All installation templates are designed to work with the INCL-PRO Professional Series Universal Clamp and are milled from ½” solid aluminum with a black anodized finish.  The concept is a modular one; once the INCL-PRO clamp has been purchased, additional templates can be purchased at any time as needed, and use the same clamp.  This system makes for fewer tools at a more economical price.

  1. Inspect the mortise pocket and insert PRO-LOK’s IN51: Mortise Alignment Centering Tool into the pocket to prepare for the INCL-PRO and face templates.  The IN51 is used to locate the face templates correctly relative to the mortise body to ensure proper alignment (See Photo 4).
  2. Attach the INCL-PRO to the appropriate hardware specific templates for the hand of the door and specific model lock being installed.  In this circumstance we will be using PRO-LOK’s IN434-PRO and installing the Sargent Passport PG hardware.  The hardware-specific templates attach to the INCL-PRO with three heavy-duty Allen screws on each side. 
  3. Attach the installation jig, consisting of the Professional Series Universal Clamp (INCL-PRO) and hardware specific installation templates (IN434-PRO), onto the door and use the Mortise Alignment Centering Tool (IN51) for alignment.  Follow the clamping instructions that come with the INCL-PRO (See Photo 5).
  4. Use twist bits, smooth bore hole saws, or plunge router, as appropriate, to create the surface holes for the operational elements required for the particular lock function being installed (See Photo 6).

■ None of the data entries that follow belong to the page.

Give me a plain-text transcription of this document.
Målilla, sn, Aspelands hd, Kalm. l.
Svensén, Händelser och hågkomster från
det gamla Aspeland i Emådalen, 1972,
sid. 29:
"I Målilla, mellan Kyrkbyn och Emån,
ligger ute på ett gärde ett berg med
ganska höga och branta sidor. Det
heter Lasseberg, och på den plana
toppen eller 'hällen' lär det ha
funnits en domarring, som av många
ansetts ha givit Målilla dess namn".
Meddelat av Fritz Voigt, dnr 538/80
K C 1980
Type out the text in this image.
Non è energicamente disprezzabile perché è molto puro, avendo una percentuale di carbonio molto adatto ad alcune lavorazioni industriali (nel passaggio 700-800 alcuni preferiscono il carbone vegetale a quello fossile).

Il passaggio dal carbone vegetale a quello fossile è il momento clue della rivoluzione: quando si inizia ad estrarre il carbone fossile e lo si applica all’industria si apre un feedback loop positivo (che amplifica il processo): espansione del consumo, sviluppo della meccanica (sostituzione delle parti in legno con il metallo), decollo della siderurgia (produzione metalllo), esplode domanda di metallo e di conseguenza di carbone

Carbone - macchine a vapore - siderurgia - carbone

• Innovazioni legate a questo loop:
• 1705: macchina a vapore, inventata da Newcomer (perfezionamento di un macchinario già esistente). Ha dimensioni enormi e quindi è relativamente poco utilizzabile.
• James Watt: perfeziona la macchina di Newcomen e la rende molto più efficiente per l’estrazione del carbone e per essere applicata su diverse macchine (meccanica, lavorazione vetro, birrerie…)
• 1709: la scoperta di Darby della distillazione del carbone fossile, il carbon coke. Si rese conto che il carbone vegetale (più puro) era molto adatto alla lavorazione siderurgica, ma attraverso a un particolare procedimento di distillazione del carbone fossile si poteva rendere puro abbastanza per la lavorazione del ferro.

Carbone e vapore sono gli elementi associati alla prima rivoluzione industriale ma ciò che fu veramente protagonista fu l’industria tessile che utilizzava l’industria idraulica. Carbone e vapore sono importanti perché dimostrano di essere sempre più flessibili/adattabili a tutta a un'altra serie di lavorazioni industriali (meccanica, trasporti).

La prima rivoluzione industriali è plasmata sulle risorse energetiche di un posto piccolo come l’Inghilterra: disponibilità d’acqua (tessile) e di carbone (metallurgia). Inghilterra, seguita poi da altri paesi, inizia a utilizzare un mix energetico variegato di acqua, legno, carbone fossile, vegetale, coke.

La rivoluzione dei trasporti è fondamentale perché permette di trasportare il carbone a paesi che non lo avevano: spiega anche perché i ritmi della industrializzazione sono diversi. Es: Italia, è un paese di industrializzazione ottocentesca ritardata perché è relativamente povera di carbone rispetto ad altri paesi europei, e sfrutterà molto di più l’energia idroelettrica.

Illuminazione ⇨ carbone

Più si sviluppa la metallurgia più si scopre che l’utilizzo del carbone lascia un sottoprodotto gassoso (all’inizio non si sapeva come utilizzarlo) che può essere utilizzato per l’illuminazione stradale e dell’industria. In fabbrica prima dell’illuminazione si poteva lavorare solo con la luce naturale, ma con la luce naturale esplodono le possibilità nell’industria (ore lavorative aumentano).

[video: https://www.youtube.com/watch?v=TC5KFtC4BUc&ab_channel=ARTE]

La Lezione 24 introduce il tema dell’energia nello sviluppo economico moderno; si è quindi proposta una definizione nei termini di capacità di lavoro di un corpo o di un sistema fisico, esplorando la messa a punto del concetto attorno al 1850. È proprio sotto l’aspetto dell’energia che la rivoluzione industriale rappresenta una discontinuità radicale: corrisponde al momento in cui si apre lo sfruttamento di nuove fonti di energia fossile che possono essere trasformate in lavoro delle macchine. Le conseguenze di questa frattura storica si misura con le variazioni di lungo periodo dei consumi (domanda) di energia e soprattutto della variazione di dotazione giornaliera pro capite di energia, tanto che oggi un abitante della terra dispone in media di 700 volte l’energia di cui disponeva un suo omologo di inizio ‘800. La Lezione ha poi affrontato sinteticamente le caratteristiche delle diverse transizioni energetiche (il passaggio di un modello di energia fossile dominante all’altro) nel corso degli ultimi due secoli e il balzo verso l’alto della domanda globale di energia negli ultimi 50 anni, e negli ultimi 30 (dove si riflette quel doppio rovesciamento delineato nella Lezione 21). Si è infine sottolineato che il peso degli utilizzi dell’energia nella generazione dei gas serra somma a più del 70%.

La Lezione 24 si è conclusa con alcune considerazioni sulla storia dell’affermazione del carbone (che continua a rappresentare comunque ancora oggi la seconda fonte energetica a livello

  5. Apply the top plate attachment and finish drilling the small round surface holes.  The purpose of the top plate is to give the installer accurate true sized holes with hardened, heat treated bushing for all of the holes associated with the lever and through bolts.
  6. Complete the hardware prep of the rectangular card reader using a plunge router and the collar that PRO-LOK included with the template.  The cutting tool surface should not come in contact with the installation templates.
  7. Loosen the clamping knobs and remove the installation jig from the door.
  8. Install the lock using the manufacturer supplied fasteners and accessories.  Use PRO-LOK’s flat plates or wrap plates to go between the door and the hardware to cover up any retrofit holes not in use, while giving access to the holes needed. (See Photos 7 and 8). 

Successful installations and achieving the desired result comes from proper preparation.  Being properly prepared and using the correct tools increases your chances for success, repeat business, and satisfied customers.  Most importantly, proper preparation helps to ensure the integrity and continuity of the overall security plan.